Chromium plating is an essential process for the U.S. Department of Defense (DoD) but, during operation, byproduct gases are created which rise to the surface as bubbles that burst and create a mist of chromic acid. This project explored two concepts for reducing these hexavalent chromium emissions from electroplating tanks by preventing the bubbles from reaching the surface: (1) Venturi/Vortex Scrubber Technology (VSST) and (2) the Pushed Liquid Recirculation System (PLRS). The VSST recycled electroplating fluid through a unit that subjected the fluid to changes in flow direction to coalesce and separate entrained gases from the liquid. The PLRS employed jets placed just below the liquid surface of the electroplating bath to create a surface flow pattern that diverts rising gases to a collection hood, thereby reducing the effective tank surface area requiring ventilation by conventional control devices.

The VVST concept was abandoned during this demonstration due to insurmountable design flaws. It was substituted by the PLRS, which was demonstrated at the Marine Corps Logistics Base (MCLB) in Albany, Georgia. The PLRS successfully reduced the ventilation flow rate at MCLB Albany by 63 percent to 75 scfm per square foot and maintained emissions directly above the center of the tank below the OSHA Permissible Exposure Limit (PEL) of 52 micrograms per cubic meter.

DoD spends an estimated $2 million per year or more for chromium scrubber operations (not including scrubber wastewater treatment). The PLRS ventilation reduction translates into a 48 percent savings in annual expenditures and an estimated 36 percent life-cycle savings over a 10-year period. In addition, a 25 percent capital cost reduction would be realized for any future ventilation equipment installation. Capital costs for conventional scrubbers range between $50,000 and $1 million. Cost reduction percentages will be fairly consistent regardless of facility size. The potential for implementation of PLRS technology at the 21 DoD facilities and more than 1,500 private shops that conduct hexavalent chromium electroplating and/or anodizing operations is high. This is because PLRS has advantages over alternative approaches to emissions reduction which use sealed tank covers, automated tank covers, push-pull systems, and mist suppressants.

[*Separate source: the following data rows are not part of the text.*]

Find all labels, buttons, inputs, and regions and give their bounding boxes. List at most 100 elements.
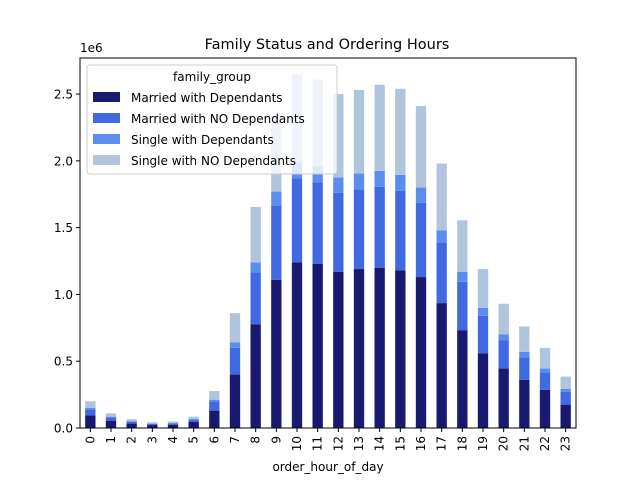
y-offset-label: 1e6	[80, 41, 103, 55]
bar-18-series-2	[457, 272, 467, 282]
bar-19-series-0	[478, 353, 488, 428]
y-tick-label: 0.0	[54, 422, 73, 436]
bar-6-series-3	[209, 391, 219, 400]
bar-0-series-2	[85, 408, 95, 409]
x-axis-label: order_hour_of_day	[272, 460, 383, 474]
x-tick-label: 4	[166, 436, 180, 444]
bar-13-series-2	[354, 174, 364, 190]
bar-6-series-2	[209, 400, 219, 402]
bar-15-series-3	[395, 89, 405, 175]
bar-10-series-0	[292, 262, 302, 428]
bar-5-series-0	[189, 422, 199, 428]
bar-4-series-1	[168, 423, 178, 424]
bar-1-series-2	[106, 417, 116, 418]
bar-9-series-1	[271, 206, 281, 280]
bar-22-series-3	[540, 348, 550, 369]
y-tick-label: 1.0	[54, 288, 73, 302]
x-tick-label: 19	[476, 436, 490, 451]
bar-2-series-0	[127, 424, 137, 428]
bar-16-series-3	[416, 106, 426, 187]
x-tick-label: 22	[538, 436, 552, 451]
x-tick-label: 16	[414, 436, 428, 451]
x-tick-label: 7	[228, 436, 242, 444]
legend-entry-label: Married with NO Dependants	[131, 112, 305, 126]
legend-swatch	[93, 92, 120, 102]
x-tick-label: 10	[290, 436, 304, 451]
y-tick-label: 2.0	[54, 154, 73, 168]
x-tick-label: 13	[352, 436, 366, 451]
bar-5-series-3	[189, 417, 199, 419]
bar-13-series-1	[354, 190, 364, 269]
x-tick-label: 9	[269, 436, 283, 444]
bar-23-series-0	[561, 405, 571, 428]
x-tick-label: 3	[145, 436, 159, 444]
bar-20-series-1	[499, 341, 509, 369]
bar-11-series-0	[313, 264, 323, 428]
legend: family_group Married with DependantsMarr…	[87, 65, 337, 174]
bar-14-series-1	[375, 187, 385, 268]
bar-12-series-0	[333, 272, 343, 428]
bar-12-series-2	[333, 178, 343, 193]
bar-7-series-2	[230, 343, 240, 348]
y-tick-label: 1.5	[54, 221, 73, 235]
bar-0-series-3	[85, 401, 95, 408]
bar-20-series-3	[499, 304, 509, 335]
bar-12-series-1	[333, 193, 343, 272]
bar-8-series-2	[251, 262, 261, 272]
y-axis: 0.00.51.01.52.02.5	[54, 88, 80, 436]
bar-4-series-3	[168, 421, 178, 423]
bar-16-series-0	[416, 277, 426, 428]
bar-14-series-0	[375, 268, 385, 428]
bar-11-series-1	[313, 182, 323, 263]
bar-6-series-1	[209, 401, 219, 410]
x-tick-label: 12	[331, 436, 345, 451]
x-tick-label: 18	[455, 436, 469, 451]
bar-2-series-3	[127, 419, 137, 421]
bar-14-series-3	[375, 85, 385, 171]
y-tick-label: 0.5	[54, 355, 73, 369]
bar-3-series-3	[147, 422, 157, 423]
bar-10-series-1	[292, 178, 302, 262]
x-tick-label: 2	[125, 436, 139, 444]
bar-18-series-0	[457, 330, 467, 428]
x-tick-label: 5	[187, 436, 201, 444]
bar-1-series-3	[106, 413, 116, 416]
bar-17-series-2	[437, 230, 447, 243]
bar-8-series-1	[251, 272, 261, 324]
bar-19-series-3	[478, 269, 488, 308]
x-tick-label: 17	[435, 436, 449, 451]
bar-17-series-0	[437, 303, 447, 428]
x-tick-label: 20	[497, 436, 511, 451]
bar-22-series-0	[540, 390, 550, 428]
legend-swatch	[93, 113, 120, 123]
legend-entry-label: Single with NO Dependants	[131, 154, 296, 168]
bar-20-series-2	[499, 334, 509, 340]
bar-13-series-3	[354, 90, 364, 173]
bar-5-series-2	[189, 419, 199, 420]
x-tick-label: 8	[249, 436, 263, 444]
bar-1-series-1	[106, 417, 116, 420]
bar-8-series-0	[251, 324, 261, 428]
bar-17-series-1	[437, 243, 447, 303]
legend-swatch	[93, 134, 120, 144]
bar-21-series-0	[519, 380, 529, 428]
bar-15-series-1	[395, 191, 405, 270]
x-tick-label: 14	[373, 436, 387, 451]
legend-swatch	[93, 155, 120, 165]
bar-13-series-0	[354, 269, 364, 428]
bar-7-series-3	[230, 313, 240, 342]
bar-2-series-1	[127, 422, 137, 424]
bar-23-series-1	[561, 392, 571, 405]
bar-17-series-3	[437, 164, 447, 231]
bar-15-series-0	[395, 270, 405, 428]
bar-16-series-2	[416, 188, 426, 203]
bar-15-series-2	[395, 175, 405, 191]
bar-3-series-1	[147, 424, 157, 425]
bar-16-series-1	[416, 203, 426, 277]
bar-7-series-1	[230, 348, 240, 375]
x-tick-label: 6	[207, 436, 221, 444]
x-tick-label: 21	[517, 436, 531, 451]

The full cost benefit of the PLRS will be realized when control/ventilation systems such as packed bed scrubbers and composite mesh pad units are replaced by smaller units (due to their lower capital cost). The smaller systems are thought to be able to maintain National Emission Standard for Hazardous Air Pollutant (NESHAP) chromium stack emissions standards, although this was not tested during the demonstration. Realistic lifetime estimates for these systems are around 10 years because of the corrosive nature of the chromic acid droplets they are designed to separate.